Yes, he wrote pure partisan propaganda. That's what made it valuable.

When word broke last week that William Kristol’s weekly New York Times op-ed column was ending its run, the reaction in left-blogospheric quarters was downright exultant. “An era of phoning in misrepresentation comes to an end,” announced Brad DeLong. “Like Bo crushing Bosworth, Bill Kristol has been exposed,” wrote Ta-Nehisi Coates. “He spent a year embarrassing the nation’s most prestigious news outlet, wasting space on the most valuable media real estate in the country,” concluded Steve Benen.

The relief wasn’t limited to liberals inclined to view Kristol as a chronically inaccurate right-wing propagandist. “Even conservatives found his column galactically dull,” noted New York’s Jennifer Senior. “Unsurprising, dutiful recapitulations of Republican conventional wisdom.” Thus, when the Times finally got wise to his tricks, it was as if order had been restored to the universe. Essayistic pursuit of truth was back, and Pravda recitations of the party line were out.

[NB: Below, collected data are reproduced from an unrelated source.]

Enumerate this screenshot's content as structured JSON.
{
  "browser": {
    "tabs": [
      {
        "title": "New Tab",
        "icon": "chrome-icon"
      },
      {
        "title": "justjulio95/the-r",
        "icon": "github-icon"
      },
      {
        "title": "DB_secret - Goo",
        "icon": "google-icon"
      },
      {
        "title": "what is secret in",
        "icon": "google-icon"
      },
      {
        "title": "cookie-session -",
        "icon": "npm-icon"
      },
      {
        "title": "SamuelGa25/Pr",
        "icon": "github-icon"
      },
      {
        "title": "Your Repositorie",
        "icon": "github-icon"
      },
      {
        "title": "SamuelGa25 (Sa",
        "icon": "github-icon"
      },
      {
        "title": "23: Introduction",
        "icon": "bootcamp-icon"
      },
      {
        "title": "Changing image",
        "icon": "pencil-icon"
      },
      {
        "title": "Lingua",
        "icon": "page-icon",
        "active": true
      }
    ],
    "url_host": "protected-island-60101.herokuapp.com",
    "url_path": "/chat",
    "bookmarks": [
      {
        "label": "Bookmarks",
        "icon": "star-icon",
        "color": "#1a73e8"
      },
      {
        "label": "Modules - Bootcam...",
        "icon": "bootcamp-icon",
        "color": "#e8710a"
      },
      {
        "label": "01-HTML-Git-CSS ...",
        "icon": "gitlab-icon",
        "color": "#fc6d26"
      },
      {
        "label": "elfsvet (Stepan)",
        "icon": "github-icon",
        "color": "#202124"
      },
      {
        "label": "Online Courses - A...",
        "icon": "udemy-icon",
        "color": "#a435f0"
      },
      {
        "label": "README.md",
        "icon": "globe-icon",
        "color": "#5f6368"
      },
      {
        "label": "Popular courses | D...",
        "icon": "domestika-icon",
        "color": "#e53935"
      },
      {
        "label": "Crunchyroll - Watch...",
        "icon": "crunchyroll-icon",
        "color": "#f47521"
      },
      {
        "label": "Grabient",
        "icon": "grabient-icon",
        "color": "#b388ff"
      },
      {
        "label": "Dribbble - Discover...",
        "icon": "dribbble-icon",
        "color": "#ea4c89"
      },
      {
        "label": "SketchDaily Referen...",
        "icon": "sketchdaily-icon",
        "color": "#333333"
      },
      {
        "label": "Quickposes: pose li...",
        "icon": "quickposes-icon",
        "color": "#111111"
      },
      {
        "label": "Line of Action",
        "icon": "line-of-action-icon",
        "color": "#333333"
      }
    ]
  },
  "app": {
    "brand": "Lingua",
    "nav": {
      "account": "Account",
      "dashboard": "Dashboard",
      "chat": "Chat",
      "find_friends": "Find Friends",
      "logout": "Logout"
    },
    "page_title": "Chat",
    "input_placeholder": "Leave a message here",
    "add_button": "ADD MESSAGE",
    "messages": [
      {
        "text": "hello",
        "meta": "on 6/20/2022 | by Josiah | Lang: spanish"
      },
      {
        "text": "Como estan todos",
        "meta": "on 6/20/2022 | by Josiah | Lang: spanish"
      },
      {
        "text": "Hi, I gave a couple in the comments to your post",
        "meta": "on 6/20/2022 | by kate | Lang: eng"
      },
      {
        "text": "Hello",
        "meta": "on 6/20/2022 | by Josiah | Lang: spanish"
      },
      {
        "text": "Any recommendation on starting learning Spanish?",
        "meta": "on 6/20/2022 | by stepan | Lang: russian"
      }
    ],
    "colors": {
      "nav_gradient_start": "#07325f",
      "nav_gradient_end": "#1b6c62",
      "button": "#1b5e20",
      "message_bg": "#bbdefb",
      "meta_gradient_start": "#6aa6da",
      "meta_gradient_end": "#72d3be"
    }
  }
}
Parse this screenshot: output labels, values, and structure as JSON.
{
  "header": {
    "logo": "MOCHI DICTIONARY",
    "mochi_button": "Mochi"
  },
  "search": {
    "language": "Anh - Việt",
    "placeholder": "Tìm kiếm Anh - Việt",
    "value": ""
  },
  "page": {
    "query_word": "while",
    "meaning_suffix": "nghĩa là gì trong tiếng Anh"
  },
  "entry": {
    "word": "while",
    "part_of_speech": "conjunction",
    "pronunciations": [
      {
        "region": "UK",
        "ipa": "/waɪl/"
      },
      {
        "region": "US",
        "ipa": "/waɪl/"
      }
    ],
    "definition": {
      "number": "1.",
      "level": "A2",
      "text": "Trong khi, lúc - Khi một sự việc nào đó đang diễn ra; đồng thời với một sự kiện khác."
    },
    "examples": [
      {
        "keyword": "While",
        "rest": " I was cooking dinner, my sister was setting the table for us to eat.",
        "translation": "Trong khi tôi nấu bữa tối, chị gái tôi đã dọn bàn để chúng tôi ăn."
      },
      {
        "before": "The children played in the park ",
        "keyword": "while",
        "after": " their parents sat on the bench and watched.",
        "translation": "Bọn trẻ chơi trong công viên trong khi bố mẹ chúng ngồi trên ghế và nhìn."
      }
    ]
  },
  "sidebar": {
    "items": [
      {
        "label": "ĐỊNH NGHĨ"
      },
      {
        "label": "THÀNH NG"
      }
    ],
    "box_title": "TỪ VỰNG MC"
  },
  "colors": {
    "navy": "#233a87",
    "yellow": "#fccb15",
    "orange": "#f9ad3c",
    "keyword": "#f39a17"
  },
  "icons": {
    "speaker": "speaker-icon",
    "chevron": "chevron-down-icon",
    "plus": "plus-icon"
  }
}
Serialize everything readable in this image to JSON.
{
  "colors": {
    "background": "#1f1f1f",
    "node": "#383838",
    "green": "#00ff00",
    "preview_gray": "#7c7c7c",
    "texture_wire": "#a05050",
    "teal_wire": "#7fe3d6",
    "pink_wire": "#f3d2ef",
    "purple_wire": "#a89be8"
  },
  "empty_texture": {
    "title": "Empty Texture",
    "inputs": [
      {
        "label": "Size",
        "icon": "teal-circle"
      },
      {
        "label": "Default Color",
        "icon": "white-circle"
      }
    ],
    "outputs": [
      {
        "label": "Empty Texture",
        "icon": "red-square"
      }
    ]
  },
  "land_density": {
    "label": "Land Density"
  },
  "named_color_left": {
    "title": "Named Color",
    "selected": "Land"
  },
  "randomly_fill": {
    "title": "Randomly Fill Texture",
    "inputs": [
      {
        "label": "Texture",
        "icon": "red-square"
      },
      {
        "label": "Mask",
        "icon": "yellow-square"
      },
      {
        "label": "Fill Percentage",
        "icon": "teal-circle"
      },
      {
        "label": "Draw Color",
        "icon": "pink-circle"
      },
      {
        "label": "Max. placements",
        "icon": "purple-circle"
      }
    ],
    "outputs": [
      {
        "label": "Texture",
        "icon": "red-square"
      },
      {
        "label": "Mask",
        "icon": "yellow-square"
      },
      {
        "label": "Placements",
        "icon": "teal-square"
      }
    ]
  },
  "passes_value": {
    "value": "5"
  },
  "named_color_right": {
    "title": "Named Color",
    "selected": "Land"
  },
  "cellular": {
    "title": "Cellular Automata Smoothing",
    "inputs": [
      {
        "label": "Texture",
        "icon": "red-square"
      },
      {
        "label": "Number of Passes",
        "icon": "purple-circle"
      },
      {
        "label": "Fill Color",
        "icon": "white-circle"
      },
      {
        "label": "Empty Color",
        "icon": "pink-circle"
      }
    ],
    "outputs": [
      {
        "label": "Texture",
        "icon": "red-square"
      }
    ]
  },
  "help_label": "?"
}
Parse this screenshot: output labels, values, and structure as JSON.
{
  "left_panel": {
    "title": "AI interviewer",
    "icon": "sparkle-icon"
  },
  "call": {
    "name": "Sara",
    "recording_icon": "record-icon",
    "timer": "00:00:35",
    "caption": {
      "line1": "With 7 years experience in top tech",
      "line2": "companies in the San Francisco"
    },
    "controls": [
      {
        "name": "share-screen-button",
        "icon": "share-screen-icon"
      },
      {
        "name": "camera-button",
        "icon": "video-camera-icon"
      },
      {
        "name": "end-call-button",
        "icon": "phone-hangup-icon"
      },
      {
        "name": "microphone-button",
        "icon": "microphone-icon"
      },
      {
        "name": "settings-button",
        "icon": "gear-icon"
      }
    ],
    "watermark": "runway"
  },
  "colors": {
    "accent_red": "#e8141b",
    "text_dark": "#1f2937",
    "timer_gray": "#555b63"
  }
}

But it’s worth interrupting the celebrations for a moment to ask just what is so wrong with a little propaganda. Kristol was criticized for shunning the responsibilities of a public intellectual and instead writing an amoral column that might have been drafted by a paid political operative of the sort Kristol used to be. I agree. And precisely because Kristol was so unwilling to engage in disinterested wisdom-seeking, his column was immensely useful.

Back in the Cold War, Washington employed a small army of analysts to tease out the truths buried in the original Pravda. Should a particular assertion be taken at face value? Be read as an indicator of unstated internal feuds? Be understood as a sneaky Communist diversion ploy? The analytical full court press wouldn’t have been deployed, had such people existed, on independent Comintern intellectuals--Muscovite versions of David Brooks or Ross Douthat or Kathleen Parker. It was worthwhile, though, when the agitprop came straight from the Central Committee.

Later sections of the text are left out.